The Alumni Spotlight highlights Georgetown Prep alumni making impacts all over the globe. Prep's 5,700 live and work all over the world in every field imaginable. The Alumni Spotlight series captures our graduates' stories and Georgetown Prep's impact on their lives after their four years as a student. To submit a story, email alumni@gprep.org.
What have you done since graduating from Prep?
After completing my BA at Georgetown University with a history major, I knew I needed a complete change from study and, after summer work, decided to travel. As it happened, my first destination answered my need. I spent nine months at the Madonna House Community in Combermere, Ontario, a Roman Catholic community of lay men and women and priests living a simple but radical Gospel life. During the nine months I spent there as a working guest, I fell in love with the community and it's simple Nazareth life of prayer, work, and hospitality. It clarified my life values and deepened my desire to live the Christian life wholeheartedly. Immediately following this period, I spent two years in the Jesuit Volunteer Corps, living in a JVC community in Baltimore and serving those in need of food and other basic necessities at an ecumenically-funded emergency services center in south Baltimore. My attraction to the life and vocation of the Madonna House Apostolate remained strong and I returned there in 1981 to enter the community. I made my first promises of poverty, chastity, and obedience in 1983 and my perpetual promises in 1990. In my 36 years under promises as a lay man in the community, I have served in many of the community's missions. I helped open our house of prayer in North Yorkshire in 1985 and later was re-assigned as its director in 2004. I spent several very happy years working on our farm, which serves our main community center in Ontario, where I was the cheesemaker and assisted in other farm duties. My assignment to our mission in Ho, Ghana in 1995-96 was short but a heart and mind-expanding experience. I served as one of our directors of formation (for new members discerning our vocation) for four years beginning in 2008. We have missions in Regina, SK and Edmonton, AB which run soup kitchens and clothing rooms, serving those in need. I have received numerous assignments to both these missions and am presently the director or our house in Regina. It is a privilege to serve those who come to us.
What advice do you have for current Georgetown Prep students?

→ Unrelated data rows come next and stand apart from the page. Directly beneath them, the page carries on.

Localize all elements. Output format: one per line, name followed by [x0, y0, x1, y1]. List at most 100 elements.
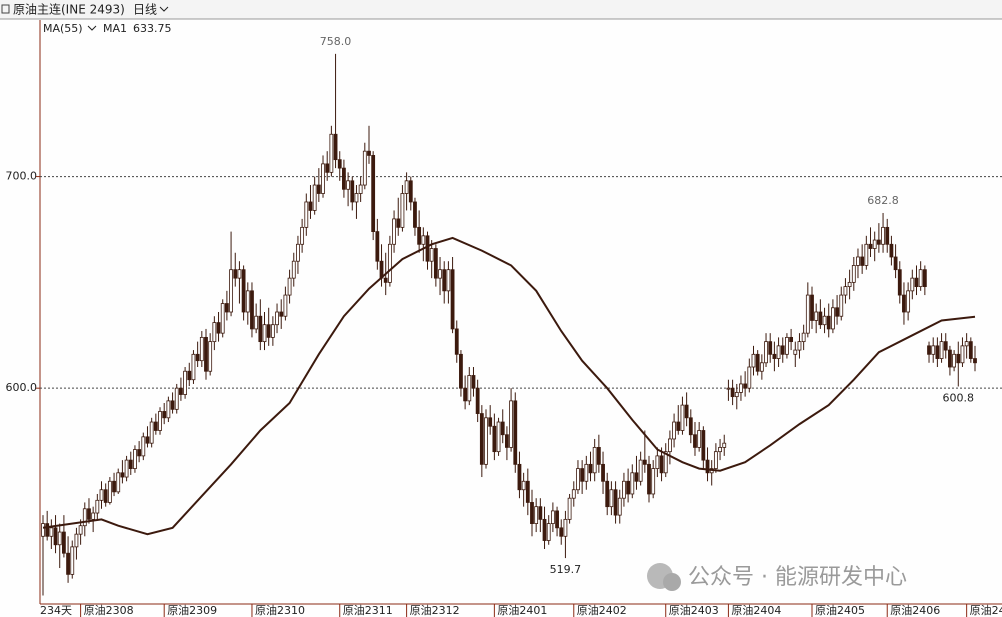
candle-body [868, 243, 873, 249]
candle-body [107, 480, 112, 503]
candle-body [120, 472, 125, 478]
candle-body [864, 243, 869, 266]
period[interactable]: 日线 [133, 3, 157, 17]
chart-title[interactable]: 原油主连(INE 2493) [13, 2, 125, 17]
candle-body [266, 324, 271, 338]
candle-body [346, 180, 350, 190]
x-tick-label: 原油2404 [731, 603, 781, 617]
candle-body [843, 286, 848, 296]
candle-body [337, 159, 342, 169]
candle-body [705, 459, 710, 474]
candle-body [550, 510, 555, 524]
candle-body [655, 455, 660, 469]
candle-body [509, 400, 513, 448]
candle-body [918, 269, 923, 288]
candle-body [831, 307, 835, 330]
candle-body [584, 463, 589, 482]
candle-body [567, 497, 572, 520]
candle-body [74, 533, 79, 548]
candle-body [505, 434, 509, 448]
candle-body [82, 508, 87, 527]
candle-body [851, 265, 856, 283]
candle-body [141, 436, 146, 457]
candle-body [49, 527, 54, 537]
candle-body [818, 311, 823, 326]
candle-body [208, 341, 213, 372]
candle-body [316, 184, 321, 194]
extreme-label: 600.8 [943, 391, 975, 404]
candle-body [872, 239, 877, 249]
period-chevron[interactable] [159, 6, 169, 12]
menu-icon[interactable] [1, 4, 10, 14]
candle-body [325, 163, 330, 173]
candle-body [287, 277, 292, 296]
indicator-chevron[interactable] [87, 25, 97, 31]
candle-body [881, 226, 885, 245]
x-tick-label: 原油2311 [343, 603, 393, 617]
candle-body [601, 463, 605, 482]
candle-body [408, 180, 413, 203]
candle-body [764, 341, 768, 364]
candle-body [914, 277, 919, 288]
candle-body [559, 527, 564, 537]
candle-body [145, 436, 150, 444]
candle-body [183, 370, 187, 395]
candle-body [889, 243, 894, 258]
candle-body [517, 463, 522, 491]
candle-body [112, 480, 116, 493]
candle-body [429, 248, 434, 262]
candle-body [571, 489, 576, 499]
candle-body [258, 315, 263, 343]
candle-body [103, 489, 108, 503]
candle-body [730, 387, 735, 398]
candle-body [463, 387, 468, 402]
candle-body [634, 472, 639, 482]
candle-body [170, 400, 175, 410]
candle-body [204, 336, 208, 372]
candle-body [250, 290, 254, 330]
candle-body [826, 315, 831, 330]
candle-body [350, 180, 355, 203]
candle-body [387, 243, 392, 283]
candle-body [789, 336, 794, 343]
candle-body [304, 201, 309, 228]
candle-body [697, 430, 702, 448]
candle-body [342, 167, 346, 190]
candle-body [153, 421, 158, 431]
candle-body [404, 180, 409, 194]
candle-body [935, 345, 940, 359]
candle-body [308, 201, 313, 211]
candle-body [124, 459, 129, 478]
candle-body [329, 133, 334, 173]
candle-body [973, 358, 977, 364]
candle-body [530, 502, 534, 524]
candle-body [500, 421, 505, 436]
candle-body [492, 425, 497, 453]
candle-body [296, 243, 300, 262]
candle-body [291, 260, 296, 279]
candle-body [927, 345, 931, 355]
candle-body [459, 353, 463, 389]
candle-body [454, 328, 459, 355]
candle-body [413, 201, 417, 228]
candle-body [739, 383, 743, 393]
candle-body [726, 387, 731, 390]
candle-body [99, 489, 104, 501]
candle-body [801, 332, 806, 343]
x-tick-label: 原油2403 [669, 603, 719, 617]
candle-body [676, 421, 681, 431]
candle-body [638, 459, 643, 482]
watermark: 公众号 · 能源研发中心 [688, 565, 907, 590]
candle-body [822, 315, 827, 326]
candle-body [810, 294, 814, 321]
candle-body [693, 434, 697, 448]
candle-body [626, 480, 631, 495]
candle-body [734, 392, 739, 398]
indicator[interactable]: MA(55) [43, 22, 83, 35]
candle-body [442, 269, 447, 292]
candle-body [563, 518, 568, 537]
candle-body [375, 231, 380, 262]
candle-body [751, 353, 756, 368]
candle-body [195, 353, 200, 362]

Develop a spiritual life, a habit of spending time in prayer daily. It will open your heart in a personal way to God, who brings joy and makes all things possible – including living through the challenges, difficulties and personal failures in life which are bound to come. It is true that failures, once accepted, help make us become more compassionate and open to others in need. Pray to know God's will for your life and be confident that you will, in due course, come to know it. Keep your focus – don't give up! Read the lives of the Saints – great men and women! And become one yourself. Life is certainly not easy, but with God, it is always an adventure.